Rising Oil Price to Put Further Pressure on Gold Costs
Most producers had already flagged higher AISC for 2026 though the gold price has risen significantly
The rapid rise in the oil price adds a further cost pressure for the mining sector.
The war in the Middle East has led to wild swings in gold and oil prices this month and the disruption of the world’s oil supply presents a major global threat.
Crude oil was trading in the US$60s per barrel a month ago and has rallied to well over US$100/bbl in the past week.
Oil flows through the Strait of Hormuz are currently sitting at less than 10% of pre-conflict levels.
An average of 20 million barrels per day of crude oil and oil products transited the Strait of Hormuz in 2025, or around 25% of the world’s seaborne oil trade. Options for oil flows to bypass the Strait of Hormuz are limited.
On Wednesday, the 32 member countries of the International Energy Agency unanimously agreed to make 400 million barrels of oil from their emergency reserves available to the market, the sixth coordinated stock release since the IEA’s formation in 1974.
“The oil market challenges we are facing are unprecedented in scale, therefore I am very glad that IEA member countries have responded with an emergency collective action of unprecedented size,” IEA executive director Fatih Birol said.
“Oil markets are global so the response to major disruptions needs to be global too. Energy security is the founding mandate of the IEA, and I am pleased that IEA members are showing strong solidarity in taking decisive action together.”
IEA members hold emergency stockpiles of over 1.2 billion barrels, with a further 600 million barrels of industry stocks held under government obligation.
ANZ Research said the pace and duration of the release would be key.
“The dribbling of oil will do little to offset the millions of barrels that are being lost due to the effective closure of the Strait of Hormuz,” it said.
“The waterway carries approximately 20 million barrels per day. The maximum drawdown capability of the US Strategic Petroleum Reserve is 4.4 million barrels per day, and it takes 13 days for the oil to reach the open market after a presidential decision.”
After the announcement, crude was still trading above US$90/bbl.
Impact on gold miners
According to Van Eck, all-in sustaining costs across the gold sector averaged around US$1600 an ounce in 2025.
However, most major miners, including Newmont Corporation (NYSE: NEM), Barrick Mining Corporation (NYSE: B) and Agnico Eagle Mines (TSX: AEM), have forecast higher costs for 2026.
Newmont forecast a 23.7% rise in its gold by-product AISC to US$1680/oz, Barrick has forecast a 7.5-19.1% increase to US$1760-1950/oz, and Agnico guided to a 12% increase to US$1400-1500/oz.
Both Newmont and Barrick’s guidance assumes an oil price of US$70/bbl.
“We note that Newmont estimates a circa US$10/oz cost impact for a US$10/bbl move in oil prices, which is relatively modest given that gold prices are up more than US$1500/oz versus last year’s average gold price of US$3445/oz,” Canaccord Genuity analyst Carey MacRury said.

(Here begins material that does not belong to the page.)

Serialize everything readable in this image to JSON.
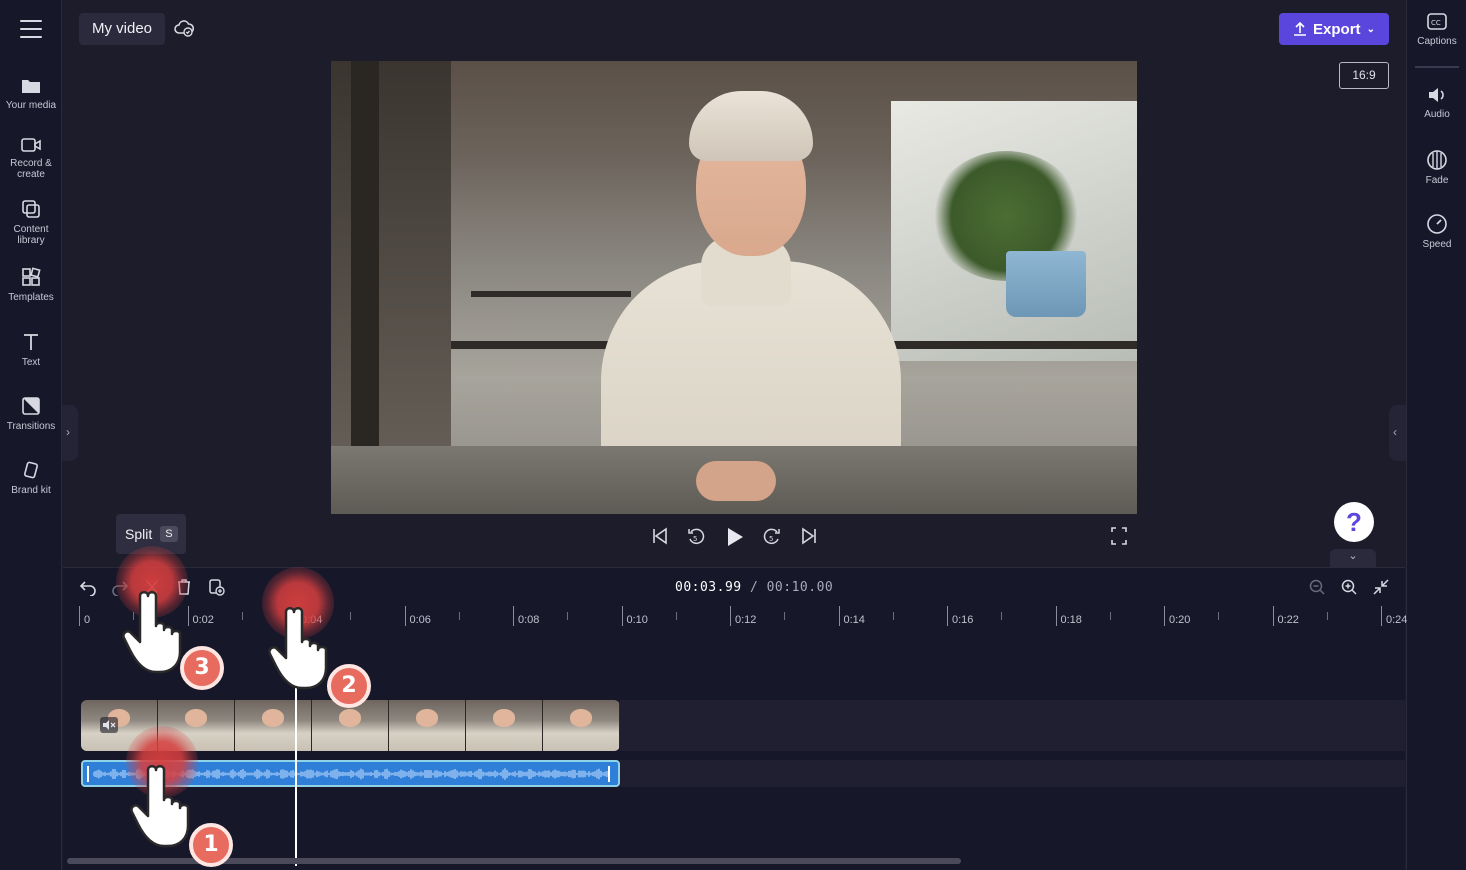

Agnico based its 2026 guidance on an assumed diesel benchmark of US78c per litre, excluding transportation and taxes.
“Including the diesel purchased for the company’s Nunavut operations that was delivered as part of the 2025 sealift, approximately 56% of the company’s total estimated diesel exposure for 2026 is hedged at an average benchmark price of US69c per litre (excluding transportation and taxes), which is expected to reduce the company’s exposure to diesel price volatility for 2026,” Agnico said in its full-year results release.
Energy, including grid power, account for around 10-20% of gold miners’ costs.
“We also note that many countries have regulated energy prices that can shield short term price moves and many companies have energy hedges in place,” MacRury said.
“In addition, energy intensity can vary dramatically across different operations with the self-generating diesel or HFO, open-pit operations would be the most impacted and grid-powered, underground operations, the least.”
VanEck gold and precious metals portfolio manager Imaru Casanova believes gold prices can rise further, supporting margins.
“We live in a world where a new gold catalyst seems to emerge every month,” she said in an article published this week.
“Market participants, many still watching from the sidelines, have observed gold’s relentless rally over the past couple of years and now appear convinced that these record prices are here to stay.”
AISC guidance provided by miners to date aligns with VanEck’s expectations of a 10-12% increase over 2025.
“The gold price closed at US$5278.93 per ounce on 27 February, up US$384.69 per ounce or 7.86% for the month, and US$959.60 per ounce or 22.22% year-to-date,” Casanova said.
“The math remains compelling: margins have already expanded year-over-year, and with estimated average industry AISC below US$2000 per ounce, the sector demonstrates substantial resilience at current price levels.
“These strong fundamentals support our view that gold mining equities are well positioned to outperform the metal again in 2026.”